Abstract
The conventional methods of oil and gas wells drilling has been to keep drilling mud in the active mud pit at ambient temperature and pressure to drill oil and gas wells; despite the effect of temperature and pressure on mud properties at bottom hole condition. Although, this practice has proved to be adequate in shallow and conventional wells owing to relatively small difference in temperature between surface and bottom hole and the existence of sufficient margin between pore and fracture pressures. Conversely, lots of changes occur on mud properties especially in drilling High Pressure High Temperature (HPHT) wells leading to increased incidences and serious well control situations.
One of the key characteristics of HPHT wells is the existence of small margin between pore pressure and fracture pressure as well as elevated bottom hole temperature. This property of the well (HPHT) presents series of challenges to both drilling fluid management at bottom hole condition and well control incidents. Literature survey puts well control incident rate for conventional wells at 4 to 5% whereas in non-conventional wells such as the HPHT wells, an alarming rate of 100 to 200% or even greater has been recorded. This represents at least one well control incident in every 20 to 25 wells drilled for conventional wells and at least one to two well control incidents for every non-conventional well like HPHT.

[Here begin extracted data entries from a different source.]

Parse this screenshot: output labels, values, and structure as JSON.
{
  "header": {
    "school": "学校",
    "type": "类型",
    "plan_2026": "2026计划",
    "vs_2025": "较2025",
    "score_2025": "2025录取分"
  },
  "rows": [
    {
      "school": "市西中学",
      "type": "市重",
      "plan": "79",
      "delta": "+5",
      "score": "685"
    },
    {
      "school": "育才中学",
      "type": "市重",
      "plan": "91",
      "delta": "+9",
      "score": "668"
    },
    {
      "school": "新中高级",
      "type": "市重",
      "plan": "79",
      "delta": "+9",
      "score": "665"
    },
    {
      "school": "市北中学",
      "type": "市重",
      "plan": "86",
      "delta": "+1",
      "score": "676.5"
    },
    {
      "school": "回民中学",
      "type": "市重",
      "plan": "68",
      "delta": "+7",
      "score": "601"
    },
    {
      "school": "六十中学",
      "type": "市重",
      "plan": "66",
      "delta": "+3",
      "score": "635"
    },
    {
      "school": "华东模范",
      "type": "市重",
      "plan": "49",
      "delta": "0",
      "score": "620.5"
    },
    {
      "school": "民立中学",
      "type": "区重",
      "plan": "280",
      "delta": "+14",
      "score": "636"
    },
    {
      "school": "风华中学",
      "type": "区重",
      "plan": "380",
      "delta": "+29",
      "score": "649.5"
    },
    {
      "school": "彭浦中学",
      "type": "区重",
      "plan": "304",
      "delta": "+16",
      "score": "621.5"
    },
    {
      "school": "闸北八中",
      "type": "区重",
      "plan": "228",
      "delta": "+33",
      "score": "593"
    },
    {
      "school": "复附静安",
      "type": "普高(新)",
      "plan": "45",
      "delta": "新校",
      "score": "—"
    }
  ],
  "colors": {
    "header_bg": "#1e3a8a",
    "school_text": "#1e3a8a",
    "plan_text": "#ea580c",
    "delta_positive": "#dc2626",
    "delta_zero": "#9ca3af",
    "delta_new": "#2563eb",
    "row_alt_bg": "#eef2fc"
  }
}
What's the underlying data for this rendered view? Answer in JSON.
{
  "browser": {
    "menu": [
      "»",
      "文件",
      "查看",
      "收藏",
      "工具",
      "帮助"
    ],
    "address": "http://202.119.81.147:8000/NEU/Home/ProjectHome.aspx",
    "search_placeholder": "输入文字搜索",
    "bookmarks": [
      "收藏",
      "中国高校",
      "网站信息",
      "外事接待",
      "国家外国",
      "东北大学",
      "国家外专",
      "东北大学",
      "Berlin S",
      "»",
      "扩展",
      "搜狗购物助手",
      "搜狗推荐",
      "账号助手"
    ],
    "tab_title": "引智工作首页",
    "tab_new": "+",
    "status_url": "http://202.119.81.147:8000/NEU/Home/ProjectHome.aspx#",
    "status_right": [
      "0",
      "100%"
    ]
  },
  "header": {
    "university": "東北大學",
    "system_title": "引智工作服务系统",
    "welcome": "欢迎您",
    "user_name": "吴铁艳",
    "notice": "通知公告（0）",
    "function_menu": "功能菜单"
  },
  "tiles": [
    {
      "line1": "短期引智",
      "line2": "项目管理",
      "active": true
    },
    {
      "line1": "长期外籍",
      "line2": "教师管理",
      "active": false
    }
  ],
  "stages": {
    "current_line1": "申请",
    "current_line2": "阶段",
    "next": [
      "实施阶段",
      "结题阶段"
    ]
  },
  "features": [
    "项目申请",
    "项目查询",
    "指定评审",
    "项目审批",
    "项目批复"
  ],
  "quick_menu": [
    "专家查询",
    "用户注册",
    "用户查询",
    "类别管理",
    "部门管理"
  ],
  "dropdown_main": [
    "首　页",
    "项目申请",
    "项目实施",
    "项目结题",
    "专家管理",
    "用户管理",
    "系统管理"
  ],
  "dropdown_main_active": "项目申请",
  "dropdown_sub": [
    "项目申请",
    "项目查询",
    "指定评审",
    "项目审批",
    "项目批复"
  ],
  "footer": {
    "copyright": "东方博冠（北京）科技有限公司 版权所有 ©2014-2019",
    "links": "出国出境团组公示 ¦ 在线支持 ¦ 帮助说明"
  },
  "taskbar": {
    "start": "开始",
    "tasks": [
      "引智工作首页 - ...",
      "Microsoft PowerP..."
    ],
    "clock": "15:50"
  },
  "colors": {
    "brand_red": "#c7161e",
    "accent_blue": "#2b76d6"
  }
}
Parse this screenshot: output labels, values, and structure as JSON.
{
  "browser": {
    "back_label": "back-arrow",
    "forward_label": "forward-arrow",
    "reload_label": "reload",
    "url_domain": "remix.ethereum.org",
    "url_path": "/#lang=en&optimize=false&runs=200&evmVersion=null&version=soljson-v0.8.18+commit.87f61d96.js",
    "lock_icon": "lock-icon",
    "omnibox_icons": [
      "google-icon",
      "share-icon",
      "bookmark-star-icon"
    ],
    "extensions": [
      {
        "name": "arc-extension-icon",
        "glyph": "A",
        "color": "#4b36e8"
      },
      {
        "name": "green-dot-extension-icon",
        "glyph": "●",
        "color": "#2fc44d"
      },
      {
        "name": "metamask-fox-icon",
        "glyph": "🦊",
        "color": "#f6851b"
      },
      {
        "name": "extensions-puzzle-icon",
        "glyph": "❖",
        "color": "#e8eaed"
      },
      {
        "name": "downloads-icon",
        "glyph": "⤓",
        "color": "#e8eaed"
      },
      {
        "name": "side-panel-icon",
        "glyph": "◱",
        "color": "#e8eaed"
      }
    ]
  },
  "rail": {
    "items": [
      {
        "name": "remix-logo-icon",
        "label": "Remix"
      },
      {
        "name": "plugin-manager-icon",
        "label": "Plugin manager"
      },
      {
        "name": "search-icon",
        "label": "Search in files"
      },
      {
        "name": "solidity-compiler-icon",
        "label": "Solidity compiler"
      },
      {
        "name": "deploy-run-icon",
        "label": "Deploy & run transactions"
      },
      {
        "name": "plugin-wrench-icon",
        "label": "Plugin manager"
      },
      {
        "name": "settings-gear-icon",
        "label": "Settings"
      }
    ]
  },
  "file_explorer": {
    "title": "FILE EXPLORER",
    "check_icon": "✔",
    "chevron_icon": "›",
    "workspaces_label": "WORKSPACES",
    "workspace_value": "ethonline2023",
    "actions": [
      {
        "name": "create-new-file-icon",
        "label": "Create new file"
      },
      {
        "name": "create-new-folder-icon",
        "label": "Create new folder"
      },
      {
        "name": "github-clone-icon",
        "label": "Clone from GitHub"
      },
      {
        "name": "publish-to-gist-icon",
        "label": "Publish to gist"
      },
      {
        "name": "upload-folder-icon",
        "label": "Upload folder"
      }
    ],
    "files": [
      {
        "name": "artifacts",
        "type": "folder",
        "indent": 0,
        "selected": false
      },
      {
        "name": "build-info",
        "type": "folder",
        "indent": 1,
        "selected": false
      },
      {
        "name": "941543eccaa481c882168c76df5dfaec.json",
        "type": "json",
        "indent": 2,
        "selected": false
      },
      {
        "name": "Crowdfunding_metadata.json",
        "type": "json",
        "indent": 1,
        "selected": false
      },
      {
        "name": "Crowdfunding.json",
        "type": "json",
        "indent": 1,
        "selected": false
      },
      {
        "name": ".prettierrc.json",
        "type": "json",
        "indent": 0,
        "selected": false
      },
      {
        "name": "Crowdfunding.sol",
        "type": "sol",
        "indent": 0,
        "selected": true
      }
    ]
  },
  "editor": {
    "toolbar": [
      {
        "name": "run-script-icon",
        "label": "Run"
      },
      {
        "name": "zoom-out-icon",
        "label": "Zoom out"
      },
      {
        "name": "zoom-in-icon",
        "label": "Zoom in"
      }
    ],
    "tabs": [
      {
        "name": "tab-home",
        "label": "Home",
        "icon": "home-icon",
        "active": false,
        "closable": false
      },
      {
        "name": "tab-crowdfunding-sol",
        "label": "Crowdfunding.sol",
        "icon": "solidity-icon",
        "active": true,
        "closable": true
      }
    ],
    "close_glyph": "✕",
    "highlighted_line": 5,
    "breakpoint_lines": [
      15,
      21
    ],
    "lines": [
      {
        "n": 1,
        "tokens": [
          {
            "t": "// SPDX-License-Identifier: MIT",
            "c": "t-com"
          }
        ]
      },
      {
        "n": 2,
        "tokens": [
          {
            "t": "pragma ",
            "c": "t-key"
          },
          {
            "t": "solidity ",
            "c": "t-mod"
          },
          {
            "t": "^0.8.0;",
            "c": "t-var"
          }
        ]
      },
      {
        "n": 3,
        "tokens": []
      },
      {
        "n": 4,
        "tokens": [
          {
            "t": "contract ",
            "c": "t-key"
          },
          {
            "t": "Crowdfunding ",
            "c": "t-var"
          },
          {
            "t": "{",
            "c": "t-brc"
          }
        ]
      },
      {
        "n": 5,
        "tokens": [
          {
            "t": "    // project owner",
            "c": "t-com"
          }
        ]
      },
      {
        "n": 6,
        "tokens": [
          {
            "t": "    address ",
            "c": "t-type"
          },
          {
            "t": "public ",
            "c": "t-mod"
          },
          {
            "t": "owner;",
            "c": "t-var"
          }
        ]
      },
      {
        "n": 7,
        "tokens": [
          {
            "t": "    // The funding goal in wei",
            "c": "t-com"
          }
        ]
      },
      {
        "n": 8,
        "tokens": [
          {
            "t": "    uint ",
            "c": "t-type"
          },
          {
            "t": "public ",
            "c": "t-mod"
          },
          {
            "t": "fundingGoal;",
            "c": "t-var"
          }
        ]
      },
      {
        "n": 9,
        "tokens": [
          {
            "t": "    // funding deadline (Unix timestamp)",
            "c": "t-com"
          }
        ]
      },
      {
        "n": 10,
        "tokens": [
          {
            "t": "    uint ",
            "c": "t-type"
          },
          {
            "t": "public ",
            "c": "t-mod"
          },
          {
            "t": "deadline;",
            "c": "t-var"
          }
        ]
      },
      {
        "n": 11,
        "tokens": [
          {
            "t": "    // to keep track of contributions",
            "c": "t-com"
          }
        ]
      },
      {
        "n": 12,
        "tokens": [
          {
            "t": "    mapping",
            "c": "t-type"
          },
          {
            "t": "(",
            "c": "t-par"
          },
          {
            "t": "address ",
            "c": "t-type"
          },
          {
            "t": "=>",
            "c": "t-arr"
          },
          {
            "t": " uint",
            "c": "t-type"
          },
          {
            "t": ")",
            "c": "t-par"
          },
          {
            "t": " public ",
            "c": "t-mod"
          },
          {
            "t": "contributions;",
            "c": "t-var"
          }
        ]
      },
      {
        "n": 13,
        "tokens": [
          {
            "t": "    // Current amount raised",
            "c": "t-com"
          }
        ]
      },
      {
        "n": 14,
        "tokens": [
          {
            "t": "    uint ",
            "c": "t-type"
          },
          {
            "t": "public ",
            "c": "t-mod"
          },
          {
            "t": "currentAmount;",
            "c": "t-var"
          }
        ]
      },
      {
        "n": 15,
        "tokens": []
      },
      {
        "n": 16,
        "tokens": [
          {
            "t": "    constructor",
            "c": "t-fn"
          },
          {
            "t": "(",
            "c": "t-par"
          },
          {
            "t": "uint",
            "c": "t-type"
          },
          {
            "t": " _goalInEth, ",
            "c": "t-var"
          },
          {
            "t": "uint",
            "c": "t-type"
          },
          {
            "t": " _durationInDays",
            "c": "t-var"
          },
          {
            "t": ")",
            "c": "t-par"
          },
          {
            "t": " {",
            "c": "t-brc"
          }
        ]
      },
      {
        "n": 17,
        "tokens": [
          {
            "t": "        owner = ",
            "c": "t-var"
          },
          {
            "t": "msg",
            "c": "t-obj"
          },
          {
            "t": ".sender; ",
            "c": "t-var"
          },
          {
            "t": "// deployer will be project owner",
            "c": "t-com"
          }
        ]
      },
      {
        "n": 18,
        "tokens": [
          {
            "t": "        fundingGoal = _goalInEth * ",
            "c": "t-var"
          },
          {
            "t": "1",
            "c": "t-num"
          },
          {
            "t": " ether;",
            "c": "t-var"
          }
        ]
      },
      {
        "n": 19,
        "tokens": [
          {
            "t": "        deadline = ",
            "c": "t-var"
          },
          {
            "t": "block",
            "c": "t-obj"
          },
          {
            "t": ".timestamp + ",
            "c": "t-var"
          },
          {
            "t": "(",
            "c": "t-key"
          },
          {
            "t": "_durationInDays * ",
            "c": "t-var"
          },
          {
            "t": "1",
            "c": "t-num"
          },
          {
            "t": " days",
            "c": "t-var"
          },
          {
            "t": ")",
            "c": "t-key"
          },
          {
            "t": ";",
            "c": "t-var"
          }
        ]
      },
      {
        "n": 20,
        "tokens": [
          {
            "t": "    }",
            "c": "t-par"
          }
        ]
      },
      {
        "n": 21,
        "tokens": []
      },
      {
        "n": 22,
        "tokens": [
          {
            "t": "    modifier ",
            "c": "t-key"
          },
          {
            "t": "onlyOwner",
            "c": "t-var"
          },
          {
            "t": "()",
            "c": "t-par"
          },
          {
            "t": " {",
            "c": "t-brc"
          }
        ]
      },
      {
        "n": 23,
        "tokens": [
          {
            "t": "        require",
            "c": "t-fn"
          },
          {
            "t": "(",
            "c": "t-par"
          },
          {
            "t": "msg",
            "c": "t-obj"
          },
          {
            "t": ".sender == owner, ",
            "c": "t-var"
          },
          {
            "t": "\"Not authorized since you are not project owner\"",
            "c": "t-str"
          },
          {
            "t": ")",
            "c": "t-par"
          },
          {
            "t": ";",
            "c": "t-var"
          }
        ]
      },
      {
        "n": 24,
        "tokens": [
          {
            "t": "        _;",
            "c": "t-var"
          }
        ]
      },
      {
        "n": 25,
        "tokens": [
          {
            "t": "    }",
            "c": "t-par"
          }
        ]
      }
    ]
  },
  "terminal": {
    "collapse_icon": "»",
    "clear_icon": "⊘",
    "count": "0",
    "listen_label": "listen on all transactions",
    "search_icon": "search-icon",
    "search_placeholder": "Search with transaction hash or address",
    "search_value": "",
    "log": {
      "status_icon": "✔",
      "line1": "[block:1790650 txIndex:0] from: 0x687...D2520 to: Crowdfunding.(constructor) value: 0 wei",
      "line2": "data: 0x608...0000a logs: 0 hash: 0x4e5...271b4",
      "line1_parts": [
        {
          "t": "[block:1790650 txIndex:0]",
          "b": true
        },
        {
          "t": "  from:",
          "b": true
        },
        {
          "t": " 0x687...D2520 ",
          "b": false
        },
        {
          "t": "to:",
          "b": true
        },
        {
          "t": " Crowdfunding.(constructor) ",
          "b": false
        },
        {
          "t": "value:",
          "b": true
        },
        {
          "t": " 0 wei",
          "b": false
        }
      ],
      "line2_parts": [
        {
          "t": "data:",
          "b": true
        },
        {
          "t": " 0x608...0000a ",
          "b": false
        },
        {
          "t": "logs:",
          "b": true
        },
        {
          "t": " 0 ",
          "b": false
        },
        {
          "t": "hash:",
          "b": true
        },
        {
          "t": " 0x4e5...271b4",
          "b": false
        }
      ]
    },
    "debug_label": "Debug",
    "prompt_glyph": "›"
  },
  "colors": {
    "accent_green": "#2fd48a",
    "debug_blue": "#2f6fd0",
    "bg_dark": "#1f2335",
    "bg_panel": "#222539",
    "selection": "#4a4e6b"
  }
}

In this study, tier I HPHT well was examined to ascertain the severity of kick intensity and kick volume on well control using Drill Bench. Simulations were performed on 6.5bbls and 1bbls kick taken in 12¼” hole prior to reaching the next casing seat at 13780ft-ss TVD. The research presents results of delay in shut-in the well, kick volume and volume development during well control as well as gas migration. In addition, the study examined implication of well control methods and drilling fluid type on bottom hole pressures and timing to handle well control incident during HPHT well drilling.